Accessing Formatting Internals
For low-level access to the formatting mechanism, you may use
formline() and access $^A (the $ACCUMULATOR variable) directly.
For example:
$str = formline <<'END', 1,2,3;
@<<< @||| @>>>
END
print "Wow, I just stored '$^A' in the accumulator!\n";
Or to make an swrite() subroutine, which is to write() what sprintf()
is to printf(), do this:
use Carp;
sub swrite {
croak "usage: swrite PICTURE ARGS" unless @_;
my $format = shift;
$^A = "";
formline($format,@_);
return $^A;
}
$string = swrite(<<'END', 1, 2, 3);
Check me out
@<<< @||| @>>>
END
print $string;
Lexical variables (declared with "my") are not visible within a format
unless the format is declared within the scope of the lexical variable.
If a program's environment specifies an LC_NUMERIC locale and "use
locale" is in effect when the format is declared, the locale is used to
specify the decimal point character in formatted output.

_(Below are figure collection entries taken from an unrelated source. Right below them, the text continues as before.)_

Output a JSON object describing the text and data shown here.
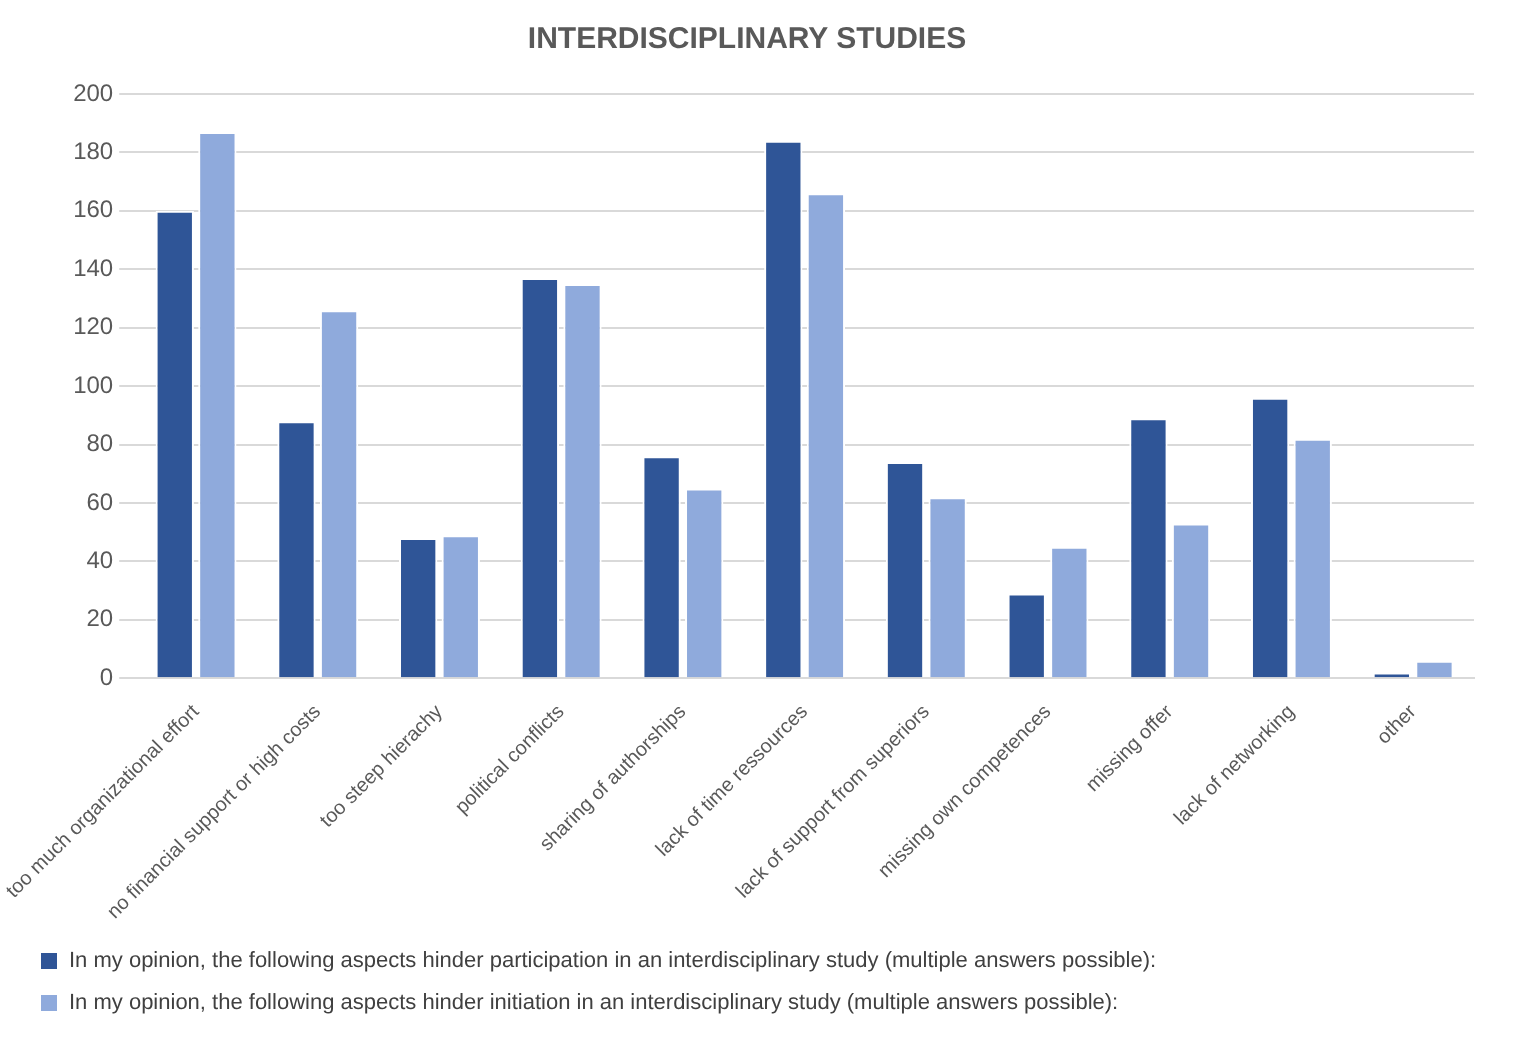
{
  "chart_data": {
    "type": "bar",
    "title": "INTERDISCIPLINARY STUDIES",
    "categories": [
      "too much organizational effort",
      "no financial support or high costs",
      "too steep hierachy",
      "political conflicts",
      "sharing of authorships",
      "lack of time ressources",
      "lack of support from superiors",
      "missing own competences",
      "missing offer",
      "lack of networking",
      "other"
    ],
    "series": [
      {
        "name": "In my opinion, the following aspects hinder participation in an interdisciplinary study (multiple answers possible):",
        "color": "#2f5597",
        "values": [
          160,
          88,
          48,
          137,
          76,
          184,
          74,
          29,
          89,
          96,
          2
        ]
      },
      {
        "name": "In my opinion, the following aspects hinder initiation in an interdisciplinary study (multiple answers possible):",
        "color": "#8faadc",
        "values": [
          187,
          126,
          49,
          135,
          65,
          166,
          62,
          45,
          53,
          82,
          6
        ]
      }
    ],
    "ylim": [
      0,
      200
    ],
    "yticks": [
      0,
      20,
      40,
      60,
      80,
      100,
      120,
      140,
      160,
      180,
      200
    ],
    "grid": "y",
    "legend": "bottom"
  }
}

Formatted
output cannot be controlled by "use locale" at the time when write() is
called. See perllocale for further discussion of locale handling.
Within strings that are to be displayed in a fixed-length text field,
each control character is substituted by a space. (But remember the
special meaning of "\r" when using fill mode.) This is done to avoid
misalignment when control characters "disappear" on some output media.